Geoff Robinson this morning hosts his final Morning Report after almost four decades with Radio New Zealand. The veteran broadcaster’s exit, however, has been clouded by revelations that any retirement from the public eye may be very brief indeed, with insiders tipping an imminent announcement that he is to join the nebulous Internet Party, as its star parliamentary candidate, and very likely a potential leader.
The announcement, expected to be made by Robinson personally during this morning’s valedictory programme, will reveal the Internet Party to be a real force in this September’s election. Robinson is understood to be the secret “sitting MP” that party founder Kim Dotcom had promised.
According to one Coatesville source, the flamboyant German entrepreneur is preparing to hail the veteran broadcaster as “so much more than just a member of parliament, more than a hundred members of parliament, Geoff, you know, is an institution, a man who wakes up right there in New Zealanders’ beds.”
Radio New Zealand is said to be bracing for fresh criticism, having faced waves of scrutiny for having become what one commentator called a “political hothouse”. The state-funded broadcaster has produced a series of outspoken partisan figures in recent years, among them Maggie Barry, Mike Hosking, and Tamati Coffey, and faced condemnation – including from Robinson himself – for failing to keep pace with developments in social media.
Robinson is expected to stand in the Ohariu electorate, a constituency famous both for the Wilton’s Bush Reserve and its above-average take-up of broadband. Sources described the seat, currently held by United Future leader Peter Dunne, as “winnable, very winnable”.
The veteran broadcaster, a well-known champion of the power of the internet and designer of several games for iOS devices, is understood to have grown frustrated at Radio New Zealand’s sluggish progress in entering the digital age, especially in failing to embrace the potential of 3D printing.

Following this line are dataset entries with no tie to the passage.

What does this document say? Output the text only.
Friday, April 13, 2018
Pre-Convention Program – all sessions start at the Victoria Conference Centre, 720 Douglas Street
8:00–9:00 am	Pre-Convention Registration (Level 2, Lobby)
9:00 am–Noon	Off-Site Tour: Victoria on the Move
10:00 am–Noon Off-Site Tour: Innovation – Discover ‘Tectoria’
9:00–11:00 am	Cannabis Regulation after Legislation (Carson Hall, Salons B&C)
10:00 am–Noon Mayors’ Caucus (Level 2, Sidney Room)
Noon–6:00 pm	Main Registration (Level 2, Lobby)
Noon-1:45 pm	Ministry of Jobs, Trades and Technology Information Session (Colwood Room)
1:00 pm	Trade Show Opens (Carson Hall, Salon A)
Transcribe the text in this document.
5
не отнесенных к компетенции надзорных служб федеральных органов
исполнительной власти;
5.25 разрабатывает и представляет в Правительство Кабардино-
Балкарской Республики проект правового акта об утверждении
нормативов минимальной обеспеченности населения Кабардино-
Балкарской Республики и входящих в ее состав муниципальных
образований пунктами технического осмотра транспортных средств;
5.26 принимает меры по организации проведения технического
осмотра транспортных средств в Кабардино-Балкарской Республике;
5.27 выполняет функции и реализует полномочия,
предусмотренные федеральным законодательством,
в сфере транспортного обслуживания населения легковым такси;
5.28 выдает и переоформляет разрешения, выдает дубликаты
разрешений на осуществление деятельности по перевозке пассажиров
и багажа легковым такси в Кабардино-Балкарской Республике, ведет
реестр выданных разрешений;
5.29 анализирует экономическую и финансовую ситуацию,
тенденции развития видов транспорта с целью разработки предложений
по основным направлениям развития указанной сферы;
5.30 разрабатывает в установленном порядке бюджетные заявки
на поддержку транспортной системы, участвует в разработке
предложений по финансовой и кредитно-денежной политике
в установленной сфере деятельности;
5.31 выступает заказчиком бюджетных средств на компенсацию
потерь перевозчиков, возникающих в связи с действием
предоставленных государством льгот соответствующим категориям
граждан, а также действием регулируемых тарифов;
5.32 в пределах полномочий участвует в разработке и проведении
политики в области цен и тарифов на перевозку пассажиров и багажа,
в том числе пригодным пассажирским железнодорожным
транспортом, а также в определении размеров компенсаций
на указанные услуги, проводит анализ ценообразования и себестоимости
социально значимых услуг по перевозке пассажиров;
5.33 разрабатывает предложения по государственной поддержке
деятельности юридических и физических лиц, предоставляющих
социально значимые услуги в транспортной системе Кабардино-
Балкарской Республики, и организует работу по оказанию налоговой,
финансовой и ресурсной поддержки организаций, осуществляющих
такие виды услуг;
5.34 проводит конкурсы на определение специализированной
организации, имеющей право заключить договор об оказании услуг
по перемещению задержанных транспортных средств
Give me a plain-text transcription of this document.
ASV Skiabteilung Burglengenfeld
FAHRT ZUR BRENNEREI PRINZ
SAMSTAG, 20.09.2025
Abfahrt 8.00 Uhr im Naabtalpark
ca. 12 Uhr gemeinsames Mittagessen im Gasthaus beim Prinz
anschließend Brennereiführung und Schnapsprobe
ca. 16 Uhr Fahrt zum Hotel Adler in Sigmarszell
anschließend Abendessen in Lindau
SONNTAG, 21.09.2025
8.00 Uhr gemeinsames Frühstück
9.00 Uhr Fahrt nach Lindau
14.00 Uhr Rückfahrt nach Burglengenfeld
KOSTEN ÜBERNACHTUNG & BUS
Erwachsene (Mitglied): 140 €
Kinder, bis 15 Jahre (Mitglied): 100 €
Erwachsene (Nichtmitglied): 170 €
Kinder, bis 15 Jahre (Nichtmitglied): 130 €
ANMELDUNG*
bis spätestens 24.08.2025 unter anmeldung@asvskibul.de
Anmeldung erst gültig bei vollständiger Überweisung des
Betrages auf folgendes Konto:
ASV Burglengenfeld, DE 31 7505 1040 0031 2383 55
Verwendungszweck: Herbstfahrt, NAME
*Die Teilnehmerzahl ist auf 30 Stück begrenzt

According to sources in Wellington and Coatesville, Dotcom has been pursuing Robinson for some time, having first made contact through the messaging function on Playstation II.
Documents posted on the Whale Oil blogging website suggest that senior Internet Party strategists regard Robinson as “a leader, a mentor, an innovator and a man”. An unattributed list of the qualities of the veteran broadcaster highlights his public profile, respect, political acumen, contact book, and “he could probably lay down some mean beatbox shizzle”.
Amid rumours of dissatisfaction over restructuring at Radio New Zealand, several other personalities, including Wayne Mowat, Catriona MacLeod, and the people who host the Matinee Idle programme, have also been linked with a move to the Internet Party.
Several sources have confirmed that the multi-award-winning host Kim Hill was close to accepting an offer as the new party’s apps editor, but withdrew late in negotiations, citing, according to one staffer, “the whole too many Kims thing”.
Political insider and age-grade Poleconomy champion Matthew Hootah said the rumours had been circulating for weeks. “Sir Geoff is a well-known pinko socialist, and the veteran broadcaster’s attraction to crypto-anarchic groups is well known in certain circles,” he said. “As one window closes, another window opens, and Windows is well known in certain circles as an operating system on computers.”
Confronted with the allegation by the Listener shortly after 9pm last night, Robinson’s gentlemanly mask suddenly and unexpectedly slipped. “I’m terribly sorry, but it’s well past my bedtime,” the veteran broadcaster raged, before falling into a deep sleep.
Morning Report co-host Simon Mercep said he had “frankly no idea” about the rumours. But, he added, “I’d be the last to know. No one ever tells me anything.”